Um seine beiden Wohnhäuser fit für die Zukunft zu machen, setzt Rolf Kothe bereits seit Jahren auf die Kraft der Sonne und die Technik eines Blockheizkraftwerks.
Wuppertal. Das Hinweisschild in Höhe der Türklingel lässt erahnen, dass auf der anderen Seite ein Überzeugungstäter arbeitet. „Mein Haus ist ein vorbildliches Drei-Liter-Haus“, ist darauf zu lesen — mit freundlichem Gruß des Landeswirtschaftsministers. Adressat ist Rolf Kothe. Er hält seine Mehrfamilienhäuser an der Hermannstraße und am Rittershauser Platz selbst als Altbauten energietechnisch auf dem neuesten Stand.

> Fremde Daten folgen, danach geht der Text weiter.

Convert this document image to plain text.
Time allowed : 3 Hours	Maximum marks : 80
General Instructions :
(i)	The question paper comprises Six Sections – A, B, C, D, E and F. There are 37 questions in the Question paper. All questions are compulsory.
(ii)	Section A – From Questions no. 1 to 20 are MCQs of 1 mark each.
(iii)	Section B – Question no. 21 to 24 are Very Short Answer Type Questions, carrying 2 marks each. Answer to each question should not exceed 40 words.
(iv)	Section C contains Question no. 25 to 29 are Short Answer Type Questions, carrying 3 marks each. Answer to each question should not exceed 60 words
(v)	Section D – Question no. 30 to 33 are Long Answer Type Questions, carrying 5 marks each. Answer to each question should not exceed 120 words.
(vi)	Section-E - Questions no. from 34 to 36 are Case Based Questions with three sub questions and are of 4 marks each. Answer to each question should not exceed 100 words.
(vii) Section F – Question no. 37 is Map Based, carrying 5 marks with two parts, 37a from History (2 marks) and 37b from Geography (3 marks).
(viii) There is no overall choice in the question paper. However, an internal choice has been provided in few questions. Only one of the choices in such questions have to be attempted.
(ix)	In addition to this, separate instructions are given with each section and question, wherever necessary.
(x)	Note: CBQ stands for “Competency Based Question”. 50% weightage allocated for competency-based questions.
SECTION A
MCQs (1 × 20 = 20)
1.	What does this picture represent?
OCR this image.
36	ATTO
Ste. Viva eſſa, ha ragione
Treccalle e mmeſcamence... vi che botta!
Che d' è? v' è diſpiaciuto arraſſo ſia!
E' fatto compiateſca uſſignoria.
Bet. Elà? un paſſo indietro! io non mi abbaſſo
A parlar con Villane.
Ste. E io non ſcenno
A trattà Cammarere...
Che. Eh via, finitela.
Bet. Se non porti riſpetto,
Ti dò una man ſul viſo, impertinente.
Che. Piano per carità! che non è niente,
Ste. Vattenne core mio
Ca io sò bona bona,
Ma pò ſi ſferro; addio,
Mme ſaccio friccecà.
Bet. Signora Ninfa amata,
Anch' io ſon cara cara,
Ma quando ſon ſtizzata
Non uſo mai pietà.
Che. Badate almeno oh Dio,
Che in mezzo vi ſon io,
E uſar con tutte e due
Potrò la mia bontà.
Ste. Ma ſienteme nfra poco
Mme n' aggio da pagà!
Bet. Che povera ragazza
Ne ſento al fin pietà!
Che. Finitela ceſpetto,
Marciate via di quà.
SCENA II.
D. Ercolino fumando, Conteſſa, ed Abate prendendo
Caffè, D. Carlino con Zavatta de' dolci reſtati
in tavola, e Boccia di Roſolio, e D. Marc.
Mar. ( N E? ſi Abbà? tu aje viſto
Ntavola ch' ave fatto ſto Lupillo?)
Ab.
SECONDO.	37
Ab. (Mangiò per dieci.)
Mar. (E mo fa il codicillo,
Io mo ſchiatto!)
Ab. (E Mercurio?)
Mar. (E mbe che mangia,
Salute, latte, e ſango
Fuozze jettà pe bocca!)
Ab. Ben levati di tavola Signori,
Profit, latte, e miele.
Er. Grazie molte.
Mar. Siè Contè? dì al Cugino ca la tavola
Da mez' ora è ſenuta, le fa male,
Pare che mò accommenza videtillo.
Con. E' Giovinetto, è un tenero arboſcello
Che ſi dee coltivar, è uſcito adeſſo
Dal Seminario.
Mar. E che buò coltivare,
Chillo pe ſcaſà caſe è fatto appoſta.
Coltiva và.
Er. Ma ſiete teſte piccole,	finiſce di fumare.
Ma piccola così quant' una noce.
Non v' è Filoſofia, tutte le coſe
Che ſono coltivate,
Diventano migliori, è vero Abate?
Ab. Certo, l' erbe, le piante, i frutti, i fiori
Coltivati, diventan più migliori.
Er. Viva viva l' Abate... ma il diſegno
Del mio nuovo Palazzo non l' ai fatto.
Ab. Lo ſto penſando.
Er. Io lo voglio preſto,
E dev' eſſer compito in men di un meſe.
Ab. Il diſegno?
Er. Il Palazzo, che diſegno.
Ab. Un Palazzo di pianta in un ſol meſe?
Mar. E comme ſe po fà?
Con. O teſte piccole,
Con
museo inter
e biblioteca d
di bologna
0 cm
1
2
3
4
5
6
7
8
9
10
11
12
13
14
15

„Ich freue mich wie ein kleiner Junge auf die nächsten zehn Jahre“, sagt der 67 Jahre alte Sprockhöveler — und meint damit den geplanten Abschied von der Atomkraft und die Energiewende in Deutschland. „Ich bin fest davon überzeugt, dass wir das schaffen können, wenn jeder sich Gedanken dazu macht, was er dazu beitragen kann.“
Rolf Kothe hat als Vermieter diese Entscheidung längst für sich getroffen — und betreibt in seinem Mehrfamilienhaus an der Hermannstraße 24 bereits seit fünf Jahren ein Blockheizkraftwerk, das in Kombination mit einer Photovoltaikanlage Wärme und Strom produziert.
Als Kothe sich für deren Einbau entschied, habe er noch mit Papierkriegen, Vorbehalten und Widerständen zu tun gehabt. Abgesehen davon, dass er seit jeher mit spitzem Bleistift rechnet und ein Faible für Energietechnik hat, geht es dem Immobilienbesitzer nach eigenem Bekunden vor allem darum, Zeichen zu setzen und bei den vielen Leerständen in Wuppertal konkurrenzfähig zu bleiben: „Jede Generation muss für sich entscheiden, was beim Thema Energie für sie richtig ist“, sagt der Vater von zwei erwachsenen Töchtern. „Für mich sind Blockheizkraftwerke und Photovoltaikanlagen Investitionen, die unseren Kindern und Enkeln zugute kommen.“
24 Familien wohnen in den beiden Häusern, die Kothe nach und nach hat durchsanieren lassen: So wurde das Anfang der 60er Jahre gebaute Haus an der Hermannstraße seit der Übernahme 1988 auf Stand gebracht: Dazu gehörte der Abschied von energiefressenden Nachtspeicheröfen und Gas-Etagenheizungen ebenso wie die Wärmedämmung der Fassade.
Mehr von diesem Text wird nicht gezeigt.